Et je ne vois pas quels autres moyens que ceux d'un état souverain en pleine puissance pourraient enrayer la marche de ce rouleau compresseur.
Je me demande d'ailleurs s'il n'y a pas dans la réflexion de GG un appel implicite à « la société civile » pour gérer au mieux ce fameux commun. Tarte à la crème qui a été ce que l'on a fait de mieux depuis des décennies pour retirer précisément à l'état sa gestion du commun pour la confier à des intérêts privés.
L'exemple qu'il donne du Brésil est très mal venu. Le fait que l'état brésilien laisse massacrer la forêt amazonienne et ses habitants indique simplement que cet état est complètement à la botte d'intérêts privés.
Je crains que dans ce domaine comme dans d'autres GG soit dans la fiction d'une « autre » Europe possible.

Yann 19/08/2019 19:47

Je crois surtout que comme tout chrétien il chérit l'idée d'unité du monde chrétien. Ce n'est pas un hasard si le pape tape sur le nationalisme immonde et prône l'Europe unie. Les plus fervents défenseurs de l'UE était membre de l'UDF comme vous le savez à commencer par cet idiot corrompu de Giscard. Et l’église a souvent affronté les pouvoir locaux provoquant d'ailleurs les fameuse réformes protestantes qui n'était en un sens qu'un point de départ du début du sentiment national.

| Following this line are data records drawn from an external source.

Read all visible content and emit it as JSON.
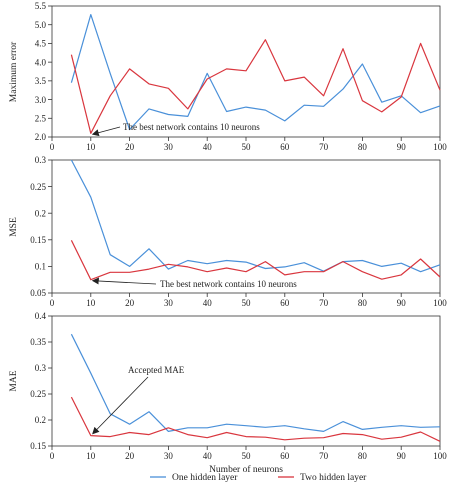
{
  "colors": {
    "one_hidden": "#4a90d9",
    "two_hidden": "#d9363e",
    "axis": "#333333",
    "text": "#222222"
  },
  "legend": {
    "entries": [
      "One hidden layer",
      "Two hidden layer"
    ],
    "placement": "bottom-center"
  },
  "chart_data": [
    {
      "type": "line",
      "title": "",
      "xlabel": "",
      "ylabel": "Maximum error",
      "xlim": [
        0,
        100
      ],
      "ylim": [
        2.0,
        5.5
      ],
      "xticks": [
        0,
        10,
        20,
        30,
        40,
        50,
        60,
        70,
        80,
        90,
        100
      ],
      "yticks": [
        2.0,
        2.5,
        3.0,
        3.5,
        4.0,
        4.5,
        5.0,
        5.5
      ],
      "ytick_labels": [
        "2.0",
        "2.5",
        "3.0",
        "3.5",
        "4.0",
        "4.5",
        "5.0",
        "5.5"
      ],
      "x": [
        5,
        10,
        15,
        20,
        25,
        30,
        35,
        40,
        45,
        50,
        55,
        60,
        65,
        70,
        75,
        80,
        85,
        90,
        95,
        100
      ],
      "series": [
        {
          "name": "One hidden layer",
          "values": [
            3.45,
            5.27,
            3.7,
            2.2,
            2.75,
            2.6,
            2.55,
            3.7,
            2.68,
            2.8,
            2.72,
            2.43,
            2.85,
            2.82,
            3.28,
            3.95,
            2.93,
            3.1,
            2.65,
            2.83
          ]
        },
        {
          "name": "Two hidden layer",
          "values": [
            4.2,
            2.1,
            3.1,
            3.82,
            3.42,
            3.3,
            2.75,
            3.55,
            3.82,
            3.77,
            4.6,
            3.5,
            3.6,
            3.1,
            4.36,
            2.97,
            2.67,
            3.07,
            4.5,
            3.25
          ]
        }
      ],
      "annotation": {
        "text": "The best network contains 10 neurons",
        "x": 10,
        "y": 2.1
      }
    },
    {
      "type": "line",
      "title": "",
      "xlabel": "",
      "ylabel": "MSE",
      "xlim": [
        0,
        100
      ],
      "ylim": [
        0.05,
        0.3
      ],
      "xticks": [
        0,
        10,
        20,
        30,
        40,
        50,
        60,
        70,
        80,
        90,
        100
      ],
      "yticks": [
        0.05,
        0.1,
        0.15,
        0.2,
        0.25,
        0.3
      ],
      "ytick_labels": [
        "0.05",
        "0.1",
        "0.15",
        "0.2",
        "0.25",
        "0.3"
      ],
      "x": [
        5,
        10,
        15,
        20,
        25,
        30,
        35,
        40,
        45,
        50,
        55,
        60,
        65,
        70,
        75,
        80,
        85,
        90,
        95,
        100
      ],
      "series": [
        {
          "name": "One hidden layer",
          "values": [
            0.3,
            0.23,
            0.122,
            0.1,
            0.133,
            0.095,
            0.111,
            0.105,
            0.111,
            0.108,
            0.096,
            0.099,
            0.107,
            0.091,
            0.109,
            0.111,
            0.1,
            0.106,
            0.09,
            0.103
          ]
        },
        {
          "name": "Two hidden layer",
          "values": [
            0.149,
            0.075,
            0.089,
            0.089,
            0.095,
            0.104,
            0.099,
            0.09,
            0.097,
            0.09,
            0.109,
            0.084,
            0.09,
            0.09,
            0.109,
            0.09,
            0.076,
            0.084,
            0.114,
            0.08
          ]
        }
      ],
      "annotation": {
        "text": "The best network contains 10 neurons",
        "x": 10,
        "y": 0.075
      }
    },
    {
      "type": "line",
      "title": "",
      "xlabel": "Number of neurons",
      "ylabel": "MAE",
      "xlim": [
        0,
        100
      ],
      "ylim": [
        0.15,
        0.4
      ],
      "xticks": [
        0,
        10,
        20,
        30,
        40,
        50,
        60,
        70,
        80,
        90,
        100
      ],
      "yticks": [
        0.15,
        0.2,
        0.25,
        0.3,
        0.35,
        0.4
      ],
      "ytick_labels": [
        "0.15",
        "0.2",
        "0.25",
        "0.3",
        "0.35",
        "0.4"
      ],
      "x": [
        5,
        10,
        15,
        20,
        25,
        30,
        35,
        40,
        45,
        50,
        55,
        60,
        65,
        70,
        75,
        80,
        85,
        90,
        95,
        100
      ],
      "series": [
        {
          "name": "One hidden layer",
          "values": [
            0.365,
            0.29,
            0.212,
            0.192,
            0.216,
            0.178,
            0.185,
            0.185,
            0.192,
            0.189,
            0.186,
            0.189,
            0.183,
            0.178,
            0.197,
            0.182,
            0.186,
            0.189,
            0.186,
            0.187
          ]
        },
        {
          "name": "Two hidden layer",
          "values": [
            0.244,
            0.17,
            0.168,
            0.176,
            0.172,
            0.185,
            0.172,
            0.166,
            0.176,
            0.168,
            0.167,
            0.162,
            0.165,
            0.166,
            0.174,
            0.172,
            0.163,
            0.167,
            0.177,
            0.159
          ]
        }
      ],
      "annotation": {
        "text": "Accepted MAE",
        "x": 10,
        "y": 0.17
      }
    }
  ]
}
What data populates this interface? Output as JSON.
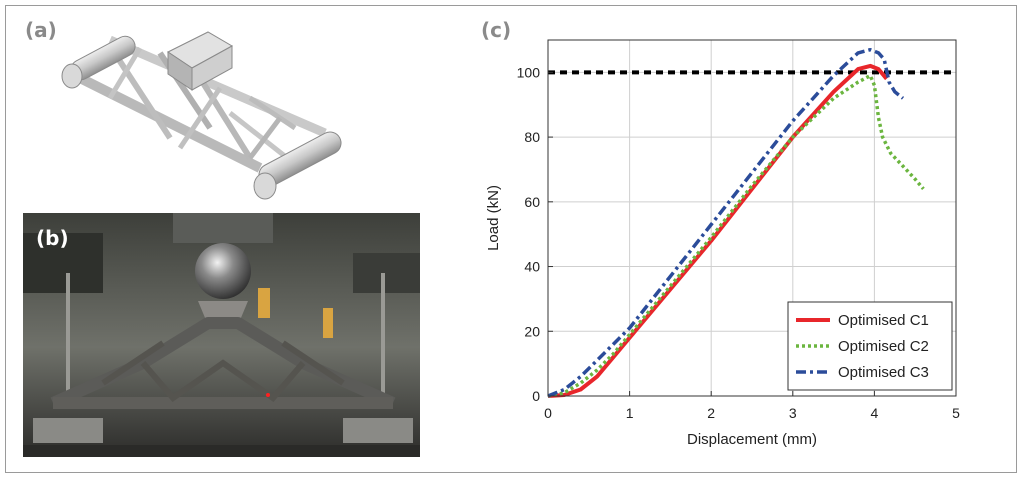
{
  "panels": {
    "a": {
      "label": "(a)"
    },
    "b": {
      "label": "(b)"
    },
    "c": {
      "label": "(c)"
    }
  },
  "chart_data": {
    "type": "line",
    "title": "",
    "xlabel": "Displacement (mm)",
    "ylabel": "Load (kN)",
    "xlim": [
      0,
      5
    ],
    "ylim": [
      0,
      110
    ],
    "xticks": [
      0,
      1,
      2,
      3,
      4,
      5
    ],
    "yticks": [
      0,
      20,
      40,
      60,
      80,
      100
    ],
    "grid": true,
    "legend_position": "bottom-right",
    "reference_line": {
      "y": 100,
      "style": "dashed",
      "color": "#000000"
    },
    "series": [
      {
        "name": "Optimised C1",
        "color": "#e8262b",
        "style": "solid",
        "x": [
          0,
          0.2,
          0.4,
          0.6,
          0.8,
          1.0,
          1.5,
          2.0,
          2.5,
          3.0,
          3.5,
          3.8,
          3.95,
          4.05,
          4.15
        ],
        "y": [
          0,
          0.3,
          2,
          6,
          12,
          18,
          33,
          48,
          64,
          80,
          94,
          101,
          102,
          101,
          98
        ]
      },
      {
        "name": "Optimised C2",
        "color": "#6bb53f",
        "style": "dotted",
        "x": [
          0,
          0.2,
          0.4,
          0.6,
          0.8,
          1.0,
          1.5,
          2.0,
          2.5,
          3.0,
          3.5,
          3.8,
          3.95,
          4.0,
          4.05,
          4.1,
          4.2,
          4.35,
          4.5,
          4.6
        ],
        "y": [
          0,
          1,
          4,
          8,
          13,
          19,
          34,
          49,
          65,
          80,
          92,
          97,
          99,
          96,
          86,
          80,
          75,
          71,
          67,
          64
        ]
      },
      {
        "name": "Optimised C3",
        "color": "#2b4c9a",
        "style": "dashdot",
        "x": [
          0,
          0.2,
          0.4,
          0.6,
          0.8,
          1.0,
          1.5,
          2.0,
          2.5,
          3.0,
          3.5,
          3.8,
          3.95,
          4.05,
          4.12,
          4.18,
          4.25,
          4.35
        ],
        "y": [
          0,
          2,
          6,
          11,
          16,
          21,
          37,
          53,
          69,
          85,
          99,
          106,
          107,
          106,
          104,
          97,
          94,
          92
        ]
      }
    ]
  }
}
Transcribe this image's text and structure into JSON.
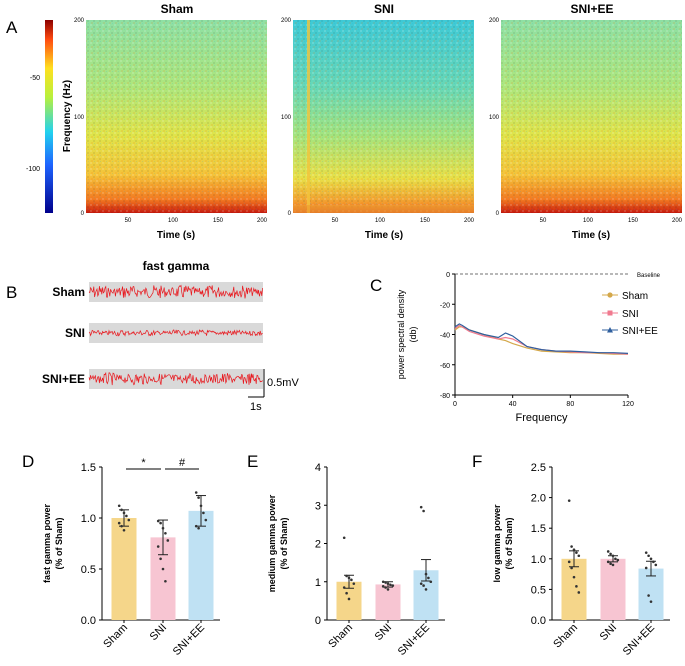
{
  "panel_labels": {
    "A": "A",
    "B": "B",
    "C": "C",
    "D": "D",
    "E": "E",
    "F": "F"
  },
  "colors": {
    "sham": "#f5d68a",
    "sni": "#f7c5d2",
    "snie": "#bfe1f3",
    "trace": "#e8161c",
    "trace_bg": "#d9d9d9",
    "psd_sham": "#d4a84b",
    "psd_sni": "#f07a8f",
    "psd_snie": "#2f5f9e"
  },
  "panel_a": {
    "colorbar": {
      "label": "Frequency (Hz)",
      "ticks": [
        -50,
        -100
      ],
      "range": [
        -125,
        -10
      ]
    },
    "spectrograms": [
      {
        "title": "Sham",
        "xlabel": "Time (s)",
        "xticks": [
          50,
          100,
          150,
          200
        ],
        "yticks": [
          0,
          100,
          200
        ]
      },
      {
        "title": "SNI",
        "xlabel": "Time (s)",
        "xticks": [
          50,
          100,
          150,
          200
        ],
        "yticks": [
          0,
          100,
          200
        ]
      },
      {
        "title": "SNI+EE",
        "xlabel": "Time (s)",
        "xticks": [
          50,
          100,
          150,
          200
        ],
        "yticks": [
          0,
          100,
          200
        ]
      }
    ]
  },
  "panel_b": {
    "title": "fast gamma",
    "rows": [
      {
        "label": "Sham",
        "amplitude": 1.0
      },
      {
        "label": "SNI",
        "amplitude": 0.45
      },
      {
        "label": "SNI+EE",
        "amplitude": 0.9
      }
    ],
    "scale_v": "0.5mV",
    "scale_t": "1s"
  },
  "chart_data": [
    {
      "id": "C",
      "type": "line",
      "ylabel": "power spectral density",
      "ylabel2": "(db)",
      "xlabel": "Frequency",
      "xlim": [
        0,
        120
      ],
      "ylim": [
        -80,
        0
      ],
      "xticks": [
        0,
        40,
        80,
        120
      ],
      "yticks": [
        0,
        -20,
        -40,
        -60,
        -80
      ],
      "baseline": {
        "value": 0,
        "label": "Baseline"
      },
      "legend": [
        "Sham",
        "SNI",
        "SNI+EE"
      ],
      "series": [
        {
          "name": "Sham",
          "x": [
            0,
            3,
            5,
            10,
            20,
            30,
            35,
            40,
            50,
            60,
            70,
            80,
            90,
            100,
            110,
            120
          ],
          "y": [
            -37,
            -35,
            -35,
            -37,
            -40,
            -43,
            -44,
            -46,
            -49,
            -51,
            -51.5,
            -52,
            -52,
            -52.5,
            -53,
            -53
          ]
        },
        {
          "name": "SNI",
          "x": [
            0,
            3,
            5,
            10,
            20,
            30,
            35,
            40,
            50,
            60,
            70,
            80,
            90,
            100,
            110,
            120
          ],
          "y": [
            -36,
            -34,
            -35,
            -38,
            -41,
            -43,
            -42,
            -43,
            -48,
            -50,
            -51,
            -51.5,
            -52,
            -52,
            -52.5,
            -53
          ]
        },
        {
          "name": "SNI+EE",
          "x": [
            0,
            3,
            5,
            10,
            20,
            30,
            35,
            40,
            50,
            60,
            70,
            80,
            90,
            100,
            110,
            120
          ],
          "y": [
            -35,
            -33,
            -34,
            -37,
            -40,
            -42,
            -39,
            -41,
            -48,
            -50,
            -51,
            -51,
            -51.5,
            -52,
            -52,
            -52.5
          ]
        }
      ]
    },
    {
      "id": "D",
      "type": "bar",
      "ylabel": "fast gamma power",
      "ylabel2": "(% of Sham)",
      "categories": [
        "Sham",
        "SNI",
        "SNI+EE"
      ],
      "values": [
        1.0,
        0.81,
        1.07
      ],
      "errors": [
        0.08,
        0.17,
        0.15
      ],
      "ylim": [
        0,
        1.5
      ],
      "yticks": [
        "0.0",
        "0.5",
        "1.0",
        "1.5"
      ],
      "points": [
        [
          1.12,
          1.08,
          1.05,
          1.02,
          0.98,
          0.95,
          0.92,
          0.88
        ],
        [
          0.97,
          0.95,
          0.9,
          0.85,
          0.78,
          0.72,
          0.6,
          0.5,
          0.38
        ],
        [
          1.25,
          1.2,
          1.12,
          1.05,
          0.98,
          0.92,
          0.9
        ]
      ],
      "significance": [
        {
          "from": 0,
          "to": 1,
          "label": "*"
        },
        {
          "from": 1,
          "to": 2,
          "label": "#"
        }
      ]
    },
    {
      "id": "E",
      "type": "bar",
      "ylabel": "medium gamma power",
      "ylabel2": "(% of Sham)",
      "categories": [
        "Sham",
        "SNI",
        "SNI+EE"
      ],
      "values": [
        1.0,
        0.93,
        1.3
      ],
      "errors": [
        0.17,
        0.07,
        0.28
      ],
      "ylim": [
        0,
        4
      ],
      "yticks": [
        "0",
        "1",
        "2",
        "3",
        "4"
      ],
      "points": [
        [
          2.15,
          1.15,
          1.1,
          1.05,
          0.95,
          0.85,
          0.7,
          0.55
        ],
        [
          1.0,
          0.98,
          0.95,
          0.92,
          0.9,
          0.88,
          0.85,
          0.8
        ],
        [
          2.95,
          2.85,
          1.2,
          1.1,
          1.0,
          0.95,
          0.9,
          0.8
        ]
      ],
      "significance": []
    },
    {
      "id": "F",
      "type": "bar",
      "ylabel": "low gamma power",
      "ylabel2": "(% of Sham)",
      "categories": [
        "Sham",
        "SNI",
        "SNI+EE"
      ],
      "values": [
        1.0,
        1.0,
        0.84
      ],
      "errors": [
        0.13,
        0.05,
        0.12
      ],
      "ylim": [
        0,
        2.5
      ],
      "yticks": [
        "0.0",
        "0.5",
        "1.0",
        "1.5",
        "2.0",
        "2.5"
      ],
      "points": [
        [
          1.95,
          1.2,
          1.15,
          1.1,
          1.05,
          0.95,
          0.85,
          0.7,
          0.55,
          0.45
        ],
        [
          1.12,
          1.08,
          1.05,
          1.0,
          0.98,
          0.95,
          0.92,
          0.9
        ],
        [
          1.1,
          1.05,
          1.0,
          0.95,
          0.9,
          0.85,
          0.4,
          0.3
        ]
      ],
      "significance": []
    }
  ]
}
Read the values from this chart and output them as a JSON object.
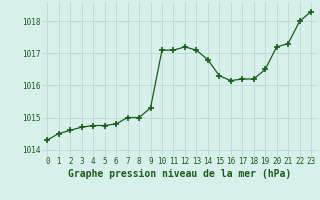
{
  "x": [
    0,
    1,
    2,
    3,
    4,
    5,
    6,
    7,
    8,
    9,
    10,
    11,
    12,
    13,
    14,
    15,
    16,
    17,
    18,
    19,
    20,
    21,
    22,
    23
  ],
  "y": [
    1014.3,
    1014.5,
    1014.6,
    1014.7,
    1014.75,
    1014.75,
    1014.8,
    1015.0,
    1015.0,
    1015.3,
    1017.1,
    1017.1,
    1017.2,
    1017.1,
    1016.8,
    1016.3,
    1016.15,
    1016.2,
    1016.2,
    1016.5,
    1017.2,
    1017.3,
    1018.0,
    1018.3
  ],
  "line_color": "#1a5c1a",
  "marker": "+",
  "marker_size": 4,
  "marker_linewidth": 1.2,
  "bg_color": "#d8f0ec",
  "grid_color": "#b8d4d0",
  "xlabel": "Graphe pression niveau de la mer (hPa)",
  "xlabel_fontsize": 7,
  "xlabel_color": "#1a5c1a",
  "tick_color": "#1a5c1a",
  "tick_fontsize": 5.5,
  "ylim": [
    1013.8,
    1018.6
  ],
  "yticks": [
    1014,
    1015,
    1016,
    1017,
    1018
  ],
  "xlim": [
    -0.5,
    23.5
  ],
  "line_width": 0.9
}
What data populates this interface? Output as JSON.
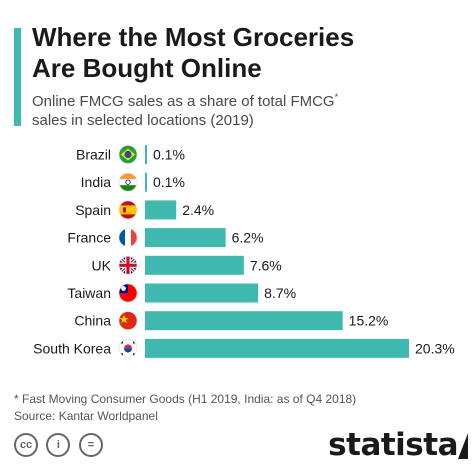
{
  "header": {
    "title_line1": "Where the Most Groceries",
    "title_line2": "Are Bought Online",
    "subtitle_line1": "Online FMCG sales as a share of total FMCG",
    "subtitle_sup": "*",
    "subtitle_line2": "sales in selected locations (2019)"
  },
  "footer": {
    "note": "* Fast Moving Consumer Goods (H1 2019, India: as of Q4 2018)",
    "source": "Source: Kantar Worldpanel",
    "logo": "statista",
    "cc_icons": [
      "cc-icon",
      "by-icon",
      "equals-icon"
    ],
    "cc_glyphs": [
      "cc",
      "i",
      "="
    ]
  },
  "colors": {
    "bar": "#3fb8b0",
    "accent": "#3fb8b0",
    "text": "#1a1a1a"
  },
  "chart_data": {
    "type": "bar",
    "orientation": "horizontal",
    "categories": [
      "Brazil",
      "India",
      "Spain",
      "France",
      "UK",
      "Taiwan",
      "China",
      "South Korea"
    ],
    "values": [
      0.1,
      0.1,
      2.4,
      6.2,
      7.6,
      8.7,
      15.2,
      20.3
    ],
    "labels": [
      "0.1%",
      "0.1%",
      "2.4%",
      "6.2%",
      "7.6%",
      "8.7%",
      "15.2%",
      "20.3%"
    ],
    "flags": [
      "brazil-flag-icon",
      "india-flag-icon",
      "spain-flag-icon",
      "france-flag-icon",
      "uk-flag-icon",
      "taiwan-flag-icon",
      "china-flag-icon",
      "south-korea-flag-icon"
    ],
    "xlim": [
      0,
      20.3
    ],
    "grid": false,
    "legend": "none"
  }
}
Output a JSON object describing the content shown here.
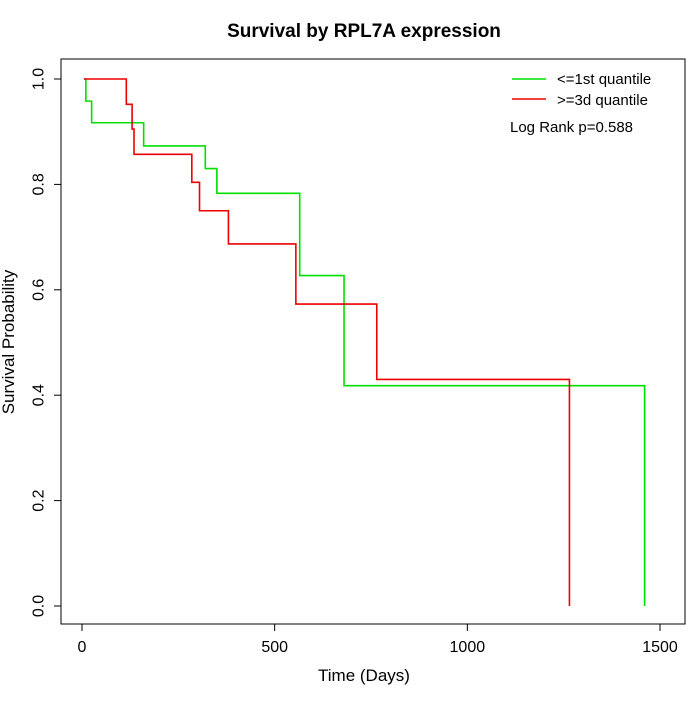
{
  "chart_data": {
    "type": "line",
    "subtype": "kaplan-meier step",
    "title": "Survival by RPL7A expression",
    "xlabel": "Time (Days)",
    "ylabel": "Survival Probability",
    "xlim": [
      0,
      1500
    ],
    "ylim": [
      0,
      1
    ],
    "x_ticks": [
      0,
      500,
      1000,
      1500
    ],
    "y_ticks": [
      0.0,
      0.2,
      0.4,
      0.6,
      0.8,
      1.0
    ],
    "x_tick_labels": [
      "0",
      "500",
      "1000",
      "1500"
    ],
    "y_tick_labels": [
      "0.0",
      "0.2",
      "0.4",
      "0.6",
      "0.8",
      "1.0"
    ],
    "grid": false,
    "legend_position": "top-right",
    "annotation": "Log Rank p=0.588",
    "series": [
      {
        "name": "<=1st quantile",
        "color": "#00e000",
        "x": [
          5,
          10,
          25,
          160,
          320,
          350,
          565,
          680,
          1460
        ],
        "y": [
          1.0,
          0.958,
          0.917,
          0.873,
          0.83,
          0.783,
          0.627,
          0.418,
          0.0
        ]
      },
      {
        "name": ">=3d quantile",
        "color": "#ee0000",
        "x": [
          5,
          115,
          130,
          135,
          285,
          305,
          380,
          555,
          765,
          1265
        ],
        "y": [
          1.0,
          0.952,
          0.905,
          0.857,
          0.804,
          0.75,
          0.687,
          0.573,
          0.43,
          0.0
        ]
      }
    ]
  }
}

L'on voulait s'éloigner d'un pouvoir jugé lointain celui de Rome et de la papauté pour avoir un pouvoir local et national à l'image de l'église anglicane.

Après il est dur de juger Giraud uniquement sur cet interview. Il faut lire ses livres. Après il est quand même nettement plus intéressant comme écolo que la folle venue de Suède.